Братья молчали почти полминуты. Первым на моё предложение откликнулся дядя Коля:
— Дюх, это что, шутка?
Я покачал головой.
— Отнюдь. Я совершенно серьёзно. Если не верите, можете просто порвать билет и забыть, о чём говорили.
— Дурость какая-то! — чертыхнулся Иваныч. — Уж от кого, от кого, а от тебя, Дюх, я этого не ожи…
— Это не дурость, — брат дяди Коли забрал билет, аккуратно сложил его пополами спрятал за пазухой. — Сегодня же брошу в ящик. Он у нас около почты.
— Да вы что?! Оба что ли с ума сошли? — Барабаш «первый» оторопело уставился на брательника, потом перевёл взгляд на меня.
Я ответил цитатой из «Простоквашино»:
— Нет, дядя Коль. С ума поодиночке сходят. Это только гриппом все вместе болеют.
— Верно, — кивнул владелец монеты. — В жизни чего только не случается, а чудеса… — он вдруг внимательно посмотрел на меня, будто впервые, стараясь запомнить. — Без настоящих чудес жить было бы скучно. Уж я-то знаю[1]…
Вторник. 26 октября 1982 г.
Вчерашний прогул лекций и семинаров безнаказанным не остался. Видимо, карма такая. Одним сходит с рук всё что угодно, другим стоит лишь раз оступиться и пошло-поехало.
Впервые за неполные два месяца не был вчера на семинаре по матанализу, а преподаватель — доцент Бузинский — взъелся на меня так, словно я у него червонец украл.
Отдуваться пришлось сегодня, на коллоквиуме по матану.
Колло́квиум (он же просто «коло́к») — это такое специальное мероприятие по проверке знаний студентов, где им «вживую» показывают, что их ждёт в зимнюю сессию на экзаменах. И хотя отметка, поставленная на коллоквиуме, формально ни на что не влияла, на физтехе всегда считалось, что она связана с оценкой за последующий экзамен «правилом семи», утверждавшим, что сумма баллов за коллоквиум и экзамен по матану за первую сессию должна быть равна семи.
В соответствии с этим правилом оценки за коллоквиум и экзамен могли быть следующими: колок — 2, экзамен — 5; колок — 3, экзамен — 4; ну и так далее.
Известны случаи, когда студенты, отхватившие в своё время 2 за коллоквиум, спрашивали у преподавателей, ставивших им на экзамене неуд: «А как же правило семи?», на что получали стандартное: «Всё правильно: 2 за коллоквиум, 2 за экзамен и 3 за пересдачу».
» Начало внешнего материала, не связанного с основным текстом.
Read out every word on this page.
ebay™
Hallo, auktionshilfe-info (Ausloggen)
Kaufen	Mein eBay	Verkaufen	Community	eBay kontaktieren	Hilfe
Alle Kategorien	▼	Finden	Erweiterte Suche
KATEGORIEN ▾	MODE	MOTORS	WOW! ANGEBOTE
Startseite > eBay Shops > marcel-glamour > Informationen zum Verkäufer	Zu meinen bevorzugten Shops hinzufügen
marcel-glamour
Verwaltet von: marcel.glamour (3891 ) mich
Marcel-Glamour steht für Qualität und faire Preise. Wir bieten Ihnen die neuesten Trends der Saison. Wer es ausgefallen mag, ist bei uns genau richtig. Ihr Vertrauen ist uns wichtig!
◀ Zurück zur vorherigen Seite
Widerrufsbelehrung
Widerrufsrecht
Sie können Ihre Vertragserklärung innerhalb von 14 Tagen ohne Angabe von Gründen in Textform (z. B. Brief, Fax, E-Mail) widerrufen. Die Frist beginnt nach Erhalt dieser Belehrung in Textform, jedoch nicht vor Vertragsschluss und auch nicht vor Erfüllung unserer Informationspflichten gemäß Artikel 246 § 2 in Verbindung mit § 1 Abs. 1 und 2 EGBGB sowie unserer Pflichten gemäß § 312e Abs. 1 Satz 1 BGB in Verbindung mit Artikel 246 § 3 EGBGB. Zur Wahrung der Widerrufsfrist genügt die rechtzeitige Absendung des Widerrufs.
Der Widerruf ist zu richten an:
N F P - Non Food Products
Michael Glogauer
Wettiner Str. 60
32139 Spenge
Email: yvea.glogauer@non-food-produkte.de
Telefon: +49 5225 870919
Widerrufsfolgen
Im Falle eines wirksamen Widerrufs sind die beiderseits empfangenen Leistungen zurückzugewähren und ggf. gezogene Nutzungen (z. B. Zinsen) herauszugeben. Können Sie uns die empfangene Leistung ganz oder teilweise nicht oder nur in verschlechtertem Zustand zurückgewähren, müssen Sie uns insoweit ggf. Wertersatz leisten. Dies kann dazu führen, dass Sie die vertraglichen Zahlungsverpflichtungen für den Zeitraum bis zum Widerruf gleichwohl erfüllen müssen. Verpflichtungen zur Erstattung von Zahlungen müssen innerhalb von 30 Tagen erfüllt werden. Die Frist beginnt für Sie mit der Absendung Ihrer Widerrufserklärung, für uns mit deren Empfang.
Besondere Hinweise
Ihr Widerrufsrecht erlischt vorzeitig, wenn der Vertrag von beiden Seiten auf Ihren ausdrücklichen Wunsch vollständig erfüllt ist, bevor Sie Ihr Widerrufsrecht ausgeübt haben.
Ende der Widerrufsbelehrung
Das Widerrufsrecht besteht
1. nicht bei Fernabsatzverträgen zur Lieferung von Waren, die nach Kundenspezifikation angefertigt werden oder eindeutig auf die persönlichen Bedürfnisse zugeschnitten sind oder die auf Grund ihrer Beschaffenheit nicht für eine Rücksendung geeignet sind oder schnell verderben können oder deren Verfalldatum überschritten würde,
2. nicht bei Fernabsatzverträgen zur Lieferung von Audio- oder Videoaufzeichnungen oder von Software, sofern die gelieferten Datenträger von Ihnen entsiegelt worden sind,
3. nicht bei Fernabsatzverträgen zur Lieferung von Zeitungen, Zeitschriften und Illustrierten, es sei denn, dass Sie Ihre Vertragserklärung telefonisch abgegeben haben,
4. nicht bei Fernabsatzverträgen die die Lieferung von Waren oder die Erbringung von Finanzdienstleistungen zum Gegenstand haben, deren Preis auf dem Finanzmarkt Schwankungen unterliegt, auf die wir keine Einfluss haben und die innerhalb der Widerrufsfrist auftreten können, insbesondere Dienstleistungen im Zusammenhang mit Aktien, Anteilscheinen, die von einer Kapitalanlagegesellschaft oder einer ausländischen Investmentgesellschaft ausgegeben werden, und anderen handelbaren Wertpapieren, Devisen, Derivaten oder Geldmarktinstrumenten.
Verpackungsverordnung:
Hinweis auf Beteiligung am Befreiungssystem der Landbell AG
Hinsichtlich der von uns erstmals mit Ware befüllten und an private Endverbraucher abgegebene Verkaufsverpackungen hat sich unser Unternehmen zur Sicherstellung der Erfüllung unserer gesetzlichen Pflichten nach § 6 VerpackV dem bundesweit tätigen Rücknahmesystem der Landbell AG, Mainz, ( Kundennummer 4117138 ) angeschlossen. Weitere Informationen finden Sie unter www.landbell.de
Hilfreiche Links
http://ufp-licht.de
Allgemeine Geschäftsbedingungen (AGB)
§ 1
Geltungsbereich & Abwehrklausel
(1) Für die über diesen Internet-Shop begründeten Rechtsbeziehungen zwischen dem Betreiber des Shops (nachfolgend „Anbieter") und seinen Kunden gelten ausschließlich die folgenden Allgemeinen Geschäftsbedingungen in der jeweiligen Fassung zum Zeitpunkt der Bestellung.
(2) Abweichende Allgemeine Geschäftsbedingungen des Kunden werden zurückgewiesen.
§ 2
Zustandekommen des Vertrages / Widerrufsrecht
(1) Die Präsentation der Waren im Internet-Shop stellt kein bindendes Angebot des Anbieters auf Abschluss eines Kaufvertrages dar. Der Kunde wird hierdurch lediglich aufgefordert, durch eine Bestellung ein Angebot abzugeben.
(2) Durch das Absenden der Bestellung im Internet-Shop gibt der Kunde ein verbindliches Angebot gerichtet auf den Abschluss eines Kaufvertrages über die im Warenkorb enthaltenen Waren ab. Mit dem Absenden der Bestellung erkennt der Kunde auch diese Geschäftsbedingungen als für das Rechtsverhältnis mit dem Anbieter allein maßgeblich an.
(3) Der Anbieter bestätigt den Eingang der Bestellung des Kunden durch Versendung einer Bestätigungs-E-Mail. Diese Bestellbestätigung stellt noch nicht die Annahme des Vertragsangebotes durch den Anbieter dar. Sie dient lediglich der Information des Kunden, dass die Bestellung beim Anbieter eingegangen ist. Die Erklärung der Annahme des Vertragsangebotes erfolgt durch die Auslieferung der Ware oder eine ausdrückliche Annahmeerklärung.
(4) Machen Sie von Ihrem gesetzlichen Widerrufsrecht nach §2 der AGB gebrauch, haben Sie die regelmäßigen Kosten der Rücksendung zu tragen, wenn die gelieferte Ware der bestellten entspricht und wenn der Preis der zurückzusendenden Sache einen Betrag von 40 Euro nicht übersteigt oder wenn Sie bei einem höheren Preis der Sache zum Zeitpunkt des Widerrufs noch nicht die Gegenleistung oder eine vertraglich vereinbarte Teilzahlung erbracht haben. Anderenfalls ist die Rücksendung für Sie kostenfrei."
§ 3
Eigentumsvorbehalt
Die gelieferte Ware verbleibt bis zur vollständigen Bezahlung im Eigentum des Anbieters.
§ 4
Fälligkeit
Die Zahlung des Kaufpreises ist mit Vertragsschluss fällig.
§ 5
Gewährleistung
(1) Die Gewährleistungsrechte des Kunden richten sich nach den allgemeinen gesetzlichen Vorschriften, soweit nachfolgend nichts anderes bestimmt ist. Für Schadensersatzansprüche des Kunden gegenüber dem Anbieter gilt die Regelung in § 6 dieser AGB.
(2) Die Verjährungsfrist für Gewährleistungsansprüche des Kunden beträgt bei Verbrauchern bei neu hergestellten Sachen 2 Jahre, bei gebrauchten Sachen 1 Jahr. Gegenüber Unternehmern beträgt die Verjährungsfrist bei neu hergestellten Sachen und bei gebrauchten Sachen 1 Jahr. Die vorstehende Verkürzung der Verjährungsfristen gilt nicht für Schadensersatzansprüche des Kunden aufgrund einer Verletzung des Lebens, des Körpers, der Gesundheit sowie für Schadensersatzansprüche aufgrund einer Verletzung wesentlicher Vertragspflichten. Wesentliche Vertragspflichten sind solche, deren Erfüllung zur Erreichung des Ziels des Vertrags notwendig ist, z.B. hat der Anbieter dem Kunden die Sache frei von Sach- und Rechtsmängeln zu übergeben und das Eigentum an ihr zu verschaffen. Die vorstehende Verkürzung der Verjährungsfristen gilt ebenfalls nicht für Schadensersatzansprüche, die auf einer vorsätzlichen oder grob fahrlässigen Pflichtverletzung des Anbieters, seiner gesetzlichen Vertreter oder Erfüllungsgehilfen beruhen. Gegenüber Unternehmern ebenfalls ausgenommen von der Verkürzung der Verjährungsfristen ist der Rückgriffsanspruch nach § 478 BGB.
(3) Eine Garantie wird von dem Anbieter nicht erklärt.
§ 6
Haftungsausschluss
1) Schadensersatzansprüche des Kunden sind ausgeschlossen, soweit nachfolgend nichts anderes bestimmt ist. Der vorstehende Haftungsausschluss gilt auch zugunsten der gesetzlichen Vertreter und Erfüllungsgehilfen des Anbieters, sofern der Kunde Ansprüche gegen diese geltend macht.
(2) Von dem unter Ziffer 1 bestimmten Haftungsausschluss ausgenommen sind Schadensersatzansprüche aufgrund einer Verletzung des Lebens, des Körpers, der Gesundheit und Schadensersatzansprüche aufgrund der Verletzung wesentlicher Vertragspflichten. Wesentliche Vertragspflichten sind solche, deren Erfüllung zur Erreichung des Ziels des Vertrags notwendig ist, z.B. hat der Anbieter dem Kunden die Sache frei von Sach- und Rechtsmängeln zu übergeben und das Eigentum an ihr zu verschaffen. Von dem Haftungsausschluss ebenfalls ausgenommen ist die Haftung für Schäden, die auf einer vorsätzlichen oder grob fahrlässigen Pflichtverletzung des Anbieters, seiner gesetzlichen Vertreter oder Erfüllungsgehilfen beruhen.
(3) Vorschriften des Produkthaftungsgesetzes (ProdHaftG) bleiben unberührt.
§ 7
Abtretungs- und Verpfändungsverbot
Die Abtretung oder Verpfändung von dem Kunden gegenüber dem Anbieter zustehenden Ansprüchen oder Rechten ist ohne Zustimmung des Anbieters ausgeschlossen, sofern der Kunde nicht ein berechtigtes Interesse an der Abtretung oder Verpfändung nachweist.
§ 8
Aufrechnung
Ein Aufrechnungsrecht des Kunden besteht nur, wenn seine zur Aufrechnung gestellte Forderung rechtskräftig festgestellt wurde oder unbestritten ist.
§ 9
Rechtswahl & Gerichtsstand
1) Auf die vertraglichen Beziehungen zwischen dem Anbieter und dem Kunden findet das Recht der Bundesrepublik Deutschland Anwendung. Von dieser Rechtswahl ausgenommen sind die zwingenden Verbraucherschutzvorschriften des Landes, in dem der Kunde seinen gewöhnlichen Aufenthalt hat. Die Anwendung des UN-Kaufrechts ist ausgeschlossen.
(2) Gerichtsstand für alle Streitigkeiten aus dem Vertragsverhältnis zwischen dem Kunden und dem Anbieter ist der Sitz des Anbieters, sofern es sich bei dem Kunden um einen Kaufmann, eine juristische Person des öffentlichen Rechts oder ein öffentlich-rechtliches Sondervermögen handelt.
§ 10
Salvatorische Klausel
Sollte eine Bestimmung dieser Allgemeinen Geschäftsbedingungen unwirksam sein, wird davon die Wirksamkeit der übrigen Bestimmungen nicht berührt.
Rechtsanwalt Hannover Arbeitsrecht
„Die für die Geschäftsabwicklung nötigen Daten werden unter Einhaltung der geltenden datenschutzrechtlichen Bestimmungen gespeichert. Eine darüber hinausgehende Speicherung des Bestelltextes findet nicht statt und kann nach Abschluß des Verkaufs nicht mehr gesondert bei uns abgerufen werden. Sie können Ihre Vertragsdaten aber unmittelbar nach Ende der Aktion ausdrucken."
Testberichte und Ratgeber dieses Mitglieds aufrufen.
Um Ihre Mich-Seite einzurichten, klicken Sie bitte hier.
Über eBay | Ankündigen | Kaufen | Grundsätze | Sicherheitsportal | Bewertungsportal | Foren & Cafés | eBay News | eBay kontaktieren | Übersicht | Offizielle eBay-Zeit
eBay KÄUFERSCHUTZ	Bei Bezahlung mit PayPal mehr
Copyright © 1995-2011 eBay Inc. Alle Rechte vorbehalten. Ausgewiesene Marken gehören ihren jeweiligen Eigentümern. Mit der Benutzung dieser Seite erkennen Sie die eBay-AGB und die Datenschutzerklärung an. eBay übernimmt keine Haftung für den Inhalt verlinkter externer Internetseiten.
Многие, как ни странно, в это шуточное правило верили.
Доцент Бузинский в их число не входил и одинаково «зверствовал» что на осенней проверке, что на экзаменах. Злые языки поговаривали, что это из-за «нетрадиционной ориентации». Преувеличивали, конечно, но, с другой стороны, слово, обозначающее «представителя нетрадиционной ориентации», ему вполне подходило, поскольку был он, во-первых, злопамятным, во-вторых, тщеславным и, в-третьих, терпеть не мог, когда кто-то осмеливался прогуливать его семинары, особенно те, на которых он распинался о своей гениальности и о коллегах-завистниках. Вчера, кстати, был именно такой семинар. И я на нем, увы, не присутствовал…
— Ну-с, молодой человек, начнём-ка мы, пожалуй, с вопроса о счётности и несчётности множеств рациональных и действительных чисел, — этими словами доцент Бузинский открыл охоту на проштрафившегося студента. То есть, меня.
Расширенная проверка знаний длилась почти полтора часа. За это время оценки успели получить одиннадцать моих одногруппников. Бузинский «отоваривал» их мимоходом, за пару-тройку минут, с трудом отвлекаясь от основного занятия — изощрённого издевательства надо мной. Я держался изо всех сил и даже имел наглость отвечать на все каверзные вопросы и решать все предложенные доцентом задачи, начиная от доказательства теоремы Ка́нтора о вложенных отрезках и заканчивая нахождением предела одной мудрёной последовательности. Однако в итоге всё равно получил на балл ниже.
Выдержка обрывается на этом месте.